Government advice currently says that children and young people in full-time education should only sing during one-to-one lessons, with a minimum of one metre physical distancing. Group lessons or practice are only permitted when they form part of a school or exam syllabus.

The report accompanying Deputy Doublet’s proposition says that there has been ‘very little nuance’ in the government’s singing guidance for schoolchildren.

‘Many of the risk factors for super-spreading occurring from group singing do not apply in the case of children already operating within a designated “class bubble”,’ it says. ‘This means that the children in each year group do not have any contact with pupils from other year groups, and staggered drop-off and pick-up times reduce the risk of transmission between year groups and carers further.

‘Therefore younger schoolchildren do not currently have as high rates of contact between different groups as a mixed choir does. Class sizes are small, and classroom-based singing activities do not include audiences of parents or other schoolchildren and teachers.’

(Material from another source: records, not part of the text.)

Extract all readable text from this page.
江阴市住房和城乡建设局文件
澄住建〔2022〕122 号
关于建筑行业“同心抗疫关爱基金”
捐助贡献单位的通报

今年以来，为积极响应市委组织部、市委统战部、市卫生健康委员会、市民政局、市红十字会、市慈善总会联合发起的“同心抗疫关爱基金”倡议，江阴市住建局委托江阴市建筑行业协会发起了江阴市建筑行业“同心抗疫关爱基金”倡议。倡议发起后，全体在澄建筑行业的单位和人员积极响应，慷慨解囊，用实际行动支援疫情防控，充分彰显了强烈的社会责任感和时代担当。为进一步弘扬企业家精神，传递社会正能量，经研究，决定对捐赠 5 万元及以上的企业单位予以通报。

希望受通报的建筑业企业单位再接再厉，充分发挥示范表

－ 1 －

The report adds that children were not deemed to be ‘super-spreaders’ according to a recent article in the British Medical Journal.

‘It is clear that children who are already talking, chanting, shouting, coughing and laughing within a class bubble are likely to be producing similar rates of respiratory droplets as they would if singing,’ Deputy Doublet’s report says.

‘It makes sense therefore to take the step to reintroduce singing into schools, taking into account the different risk factors that classroom singing represents.’

The proposition is due to be debated on 19 January 2021.